I've been asked to prove that if $X$ is a Gaussian random variable with zero mean and $F$ a function then:
$$\langle XF(X)\rangle = \langle X^2 \rangle \langle F'(X) \rangle $$
Where $\langle \cdot \rangle$ denotes the mean.
I see clearly that it must be some sort of consequence of integrating by parts but I haven't been able to prove it yet. I also don't get why I get the product of two integrals in the RHS instead of a single integral.

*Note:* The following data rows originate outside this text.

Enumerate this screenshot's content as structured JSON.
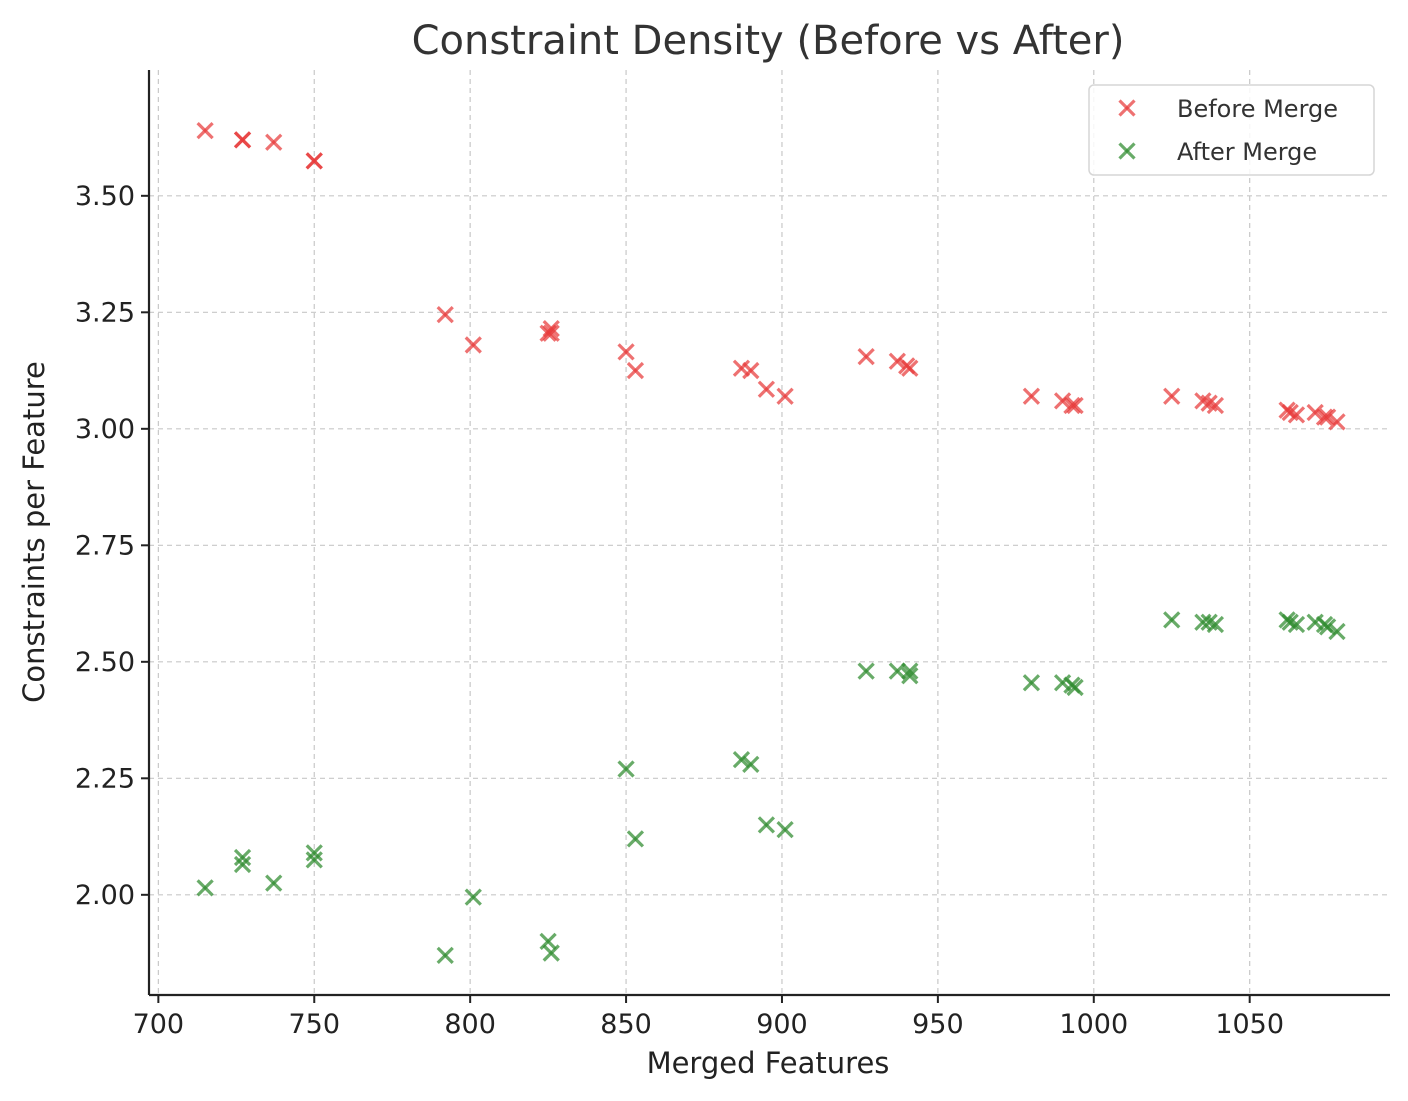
{
  "chart_data": {
    "type": "scatter",
    "title": "Constraint Density (Before vs After)",
    "xlabel": "Merged Features",
    "ylabel": "Constraints per Feature",
    "xlim": [
      697,
      1095
    ],
    "ylim": [
      1.785,
      3.77
    ],
    "xticks": [
      700,
      750,
      800,
      850,
      900,
      950,
      1000,
      1050
    ],
    "yticks": [
      2.0,
      2.25,
      2.5,
      2.75,
      3.0,
      3.25,
      3.5
    ],
    "ytick_labels": [
      "2.00",
      "2.25",
      "2.50",
      "2.75",
      "3.00",
      "3.25",
      "3.50"
    ],
    "grid": true,
    "legend_position": "top-right",
    "marker": "x",
    "series": [
      {
        "name": "Before Merge",
        "color": "#e83a3a",
        "x": [
          715,
          727,
          727,
          737,
          750,
          750,
          792,
          801,
          825,
          826,
          826,
          850,
          853,
          887,
          890,
          895,
          901,
          927,
          937,
          940,
          941,
          980,
          990,
          993,
          994,
          1025,
          1035,
          1037,
          1039,
          1062,
          1063,
          1065,
          1071,
          1074,
          1075,
          1078
        ],
        "y": [
          3.64,
          3.62,
          3.62,
          3.615,
          3.575,
          3.575,
          3.245,
          3.18,
          3.205,
          3.205,
          3.215,
          3.165,
          3.125,
          3.13,
          3.125,
          3.085,
          3.07,
          3.155,
          3.145,
          3.135,
          3.13,
          3.07,
          3.06,
          3.05,
          3.05,
          3.07,
          3.06,
          3.055,
          3.05,
          3.04,
          3.035,
          3.03,
          3.035,
          3.025,
          3.025,
          3.015
        ]
      },
      {
        "name": "After Merge",
        "color": "#2e8b2e",
        "x": [
          715,
          727,
          727,
          737,
          750,
          750,
          792,
          801,
          825,
          826,
          850,
          853,
          887,
          890,
          895,
          901,
          927,
          937,
          941,
          941,
          980,
          990,
          993,
          994,
          1025,
          1035,
          1037,
          1039,
          1062,
          1063,
          1065,
          1071,
          1074,
          1075,
          1078
        ],
        "y": [
          2.015,
          2.08,
          2.065,
          2.025,
          2.09,
          2.075,
          1.87,
          1.995,
          1.9,
          1.875,
          2.27,
          2.12,
          2.29,
          2.28,
          2.15,
          2.14,
          2.48,
          2.48,
          2.48,
          2.47,
          2.455,
          2.455,
          2.45,
          2.445,
          2.59,
          2.585,
          2.585,
          2.58,
          2.59,
          2.585,
          2.58,
          2.585,
          2.58,
          2.575,
          2.565
        ]
      }
    ]
  }
}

$$\langle XF(X)\rangle = \int_{-\infty}^\infty x F(x) \dfrac{1}{\sigma\sqrt{2\pi}}e^{-\tfrac{x^2}{2\sigma^2}}\,dx=-\sigma^2\int_{-\infty}^\infty \dfrac{1}{\sigma\sqrt{2\pi}}\, F(x)\,\, de^{-\tfrac{x^2}{2\sigma^2}}=$$ $$=-\sigma^2 \dfrac{1}{\sigma\sqrt{2\pi}} F(x)\,e^{-\tfrac{x^2}{2\sigma^2}}\biggm|_{-\infty}^\infty + \,\sigma^2\int_{-\infty}^\infty \dfrac{1}{\sigma\sqrt{2\pi}} \,e^{-\tfrac{x^2}{2\sigma^2}} dF(x)=$$ $$=\sigma^2\int_{-\infty}^\infty \dfrac{1}{\sigma\sqrt{2\pi}} \,e^{-\tfrac{x^2}{2\sigma^2}}F'(x) \,dx = \langle X^2 \rangle \langle F'(X)\rangle. $$
One need here that $\lim_{x\to\pm\infty}F(x)e^{-\tfrac{x^2}{2\sigma^2}}=0$.